Die Idee des Bildtelefons ist ungefähr so alt wie das Fernsehen. Immer wieder gab es Pilotprojekte und Versuche Bildtelefone einzuführen. Auf der IFA 1997 führte die Deutsche Telekom die ersten ISDN-Bildtelefone ein. Für 1798 Mark (DM) sinnigerweise im Zweierpack.
ISDN-Bildtelefone sind häufig Desktop-Systeme, die über einen kleinen Farbmonitor und ein CCD-Farbkamera verfügen. Ausgestattet mit Mikrofon und Lautsprecher, sind diese Geräte auch fürs Freisprechen und Lauthören geeignet.
Neuere Modelle sind Internet-fähig und enthalten einen integrierten Web-Browser und einen E-Mail-Client.
Für den universellen Einsatz sind viele dieser Geräte mit Video- und Audioausgängen und -eingängen ausgestattet. Die Übertragung von Audio- und Videodaten erfolgt über einen oder mehreren ISDN-B-Kanälen (Kanalbündelung).

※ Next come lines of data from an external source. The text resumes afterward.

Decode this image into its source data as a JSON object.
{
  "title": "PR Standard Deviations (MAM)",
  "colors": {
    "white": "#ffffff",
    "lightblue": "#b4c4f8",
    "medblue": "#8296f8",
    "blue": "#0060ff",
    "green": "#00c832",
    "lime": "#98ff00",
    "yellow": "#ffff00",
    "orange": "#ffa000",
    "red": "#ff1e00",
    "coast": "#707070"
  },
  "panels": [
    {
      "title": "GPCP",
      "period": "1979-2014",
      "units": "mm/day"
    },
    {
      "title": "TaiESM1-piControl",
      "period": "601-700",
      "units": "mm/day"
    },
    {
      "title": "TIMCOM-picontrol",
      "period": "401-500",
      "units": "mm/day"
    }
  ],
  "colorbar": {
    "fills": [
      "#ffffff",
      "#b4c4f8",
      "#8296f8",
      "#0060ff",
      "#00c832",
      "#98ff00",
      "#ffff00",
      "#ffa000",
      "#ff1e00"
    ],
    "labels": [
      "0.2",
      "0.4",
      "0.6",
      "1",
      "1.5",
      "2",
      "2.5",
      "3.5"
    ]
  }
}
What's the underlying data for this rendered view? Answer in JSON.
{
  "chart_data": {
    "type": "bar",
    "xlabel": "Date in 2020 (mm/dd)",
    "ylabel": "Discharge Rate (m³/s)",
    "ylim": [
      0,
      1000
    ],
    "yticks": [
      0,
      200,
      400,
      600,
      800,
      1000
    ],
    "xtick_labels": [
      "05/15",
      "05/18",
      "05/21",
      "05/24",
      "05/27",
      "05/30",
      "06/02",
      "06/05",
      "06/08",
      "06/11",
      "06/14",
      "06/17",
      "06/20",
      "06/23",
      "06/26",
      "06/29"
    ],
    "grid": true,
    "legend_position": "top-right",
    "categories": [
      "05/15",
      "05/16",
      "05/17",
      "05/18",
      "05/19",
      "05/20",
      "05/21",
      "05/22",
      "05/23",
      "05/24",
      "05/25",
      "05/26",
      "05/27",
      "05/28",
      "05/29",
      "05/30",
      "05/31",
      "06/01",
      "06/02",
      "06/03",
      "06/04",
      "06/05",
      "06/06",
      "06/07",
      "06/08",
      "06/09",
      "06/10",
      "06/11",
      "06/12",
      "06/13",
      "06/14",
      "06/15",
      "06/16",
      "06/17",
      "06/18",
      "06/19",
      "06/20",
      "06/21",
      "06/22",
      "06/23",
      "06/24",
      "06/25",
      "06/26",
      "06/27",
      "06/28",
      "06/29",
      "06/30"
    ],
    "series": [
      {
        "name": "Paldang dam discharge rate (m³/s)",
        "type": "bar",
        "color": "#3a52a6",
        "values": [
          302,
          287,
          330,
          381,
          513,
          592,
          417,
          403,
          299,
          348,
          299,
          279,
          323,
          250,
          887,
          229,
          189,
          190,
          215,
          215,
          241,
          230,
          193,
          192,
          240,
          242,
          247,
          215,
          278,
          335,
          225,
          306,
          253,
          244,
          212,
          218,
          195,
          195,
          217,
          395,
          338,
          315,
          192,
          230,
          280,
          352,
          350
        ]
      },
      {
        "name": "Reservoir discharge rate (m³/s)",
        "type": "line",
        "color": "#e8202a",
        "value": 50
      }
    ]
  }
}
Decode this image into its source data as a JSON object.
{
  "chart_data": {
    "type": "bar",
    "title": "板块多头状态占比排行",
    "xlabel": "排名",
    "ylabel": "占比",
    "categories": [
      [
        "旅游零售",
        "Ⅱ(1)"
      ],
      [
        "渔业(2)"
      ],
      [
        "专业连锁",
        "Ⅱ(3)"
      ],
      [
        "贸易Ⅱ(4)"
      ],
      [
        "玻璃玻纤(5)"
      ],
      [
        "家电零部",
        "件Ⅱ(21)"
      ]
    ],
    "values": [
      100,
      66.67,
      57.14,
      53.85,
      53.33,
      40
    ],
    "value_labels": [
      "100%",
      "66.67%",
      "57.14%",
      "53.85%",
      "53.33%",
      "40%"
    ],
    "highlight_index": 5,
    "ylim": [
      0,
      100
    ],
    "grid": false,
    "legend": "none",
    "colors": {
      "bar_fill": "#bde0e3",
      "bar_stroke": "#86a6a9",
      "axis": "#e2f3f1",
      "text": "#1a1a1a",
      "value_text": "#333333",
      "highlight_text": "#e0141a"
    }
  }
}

Da sich das Konzept des Bildtelefons beim Endverbraucher nicht richtig durchgesetzt hat, sind entsprechende Geräte kaum verfügbar. Und wenn, dann zu einem hohen Preis.
Es gibt auch Software-Lösungen, die neben dem Computer und ISDN-Karte nur noch eine Kamera mit Mikrofon und Lausprecher benötigt.

Konferenzsysteme

Üblicherweise werden Bildtelefone als Konferenzsysteme für mehrere Personen eingesetzt. Diese System bestehen aus einer Kamera und einem Fernseher. Weil die Bandbreite von ISDN für eine gute Bild- und Tonqualität zu gering ist, werden die Audio- und Video-Daten über das Internet übertragen.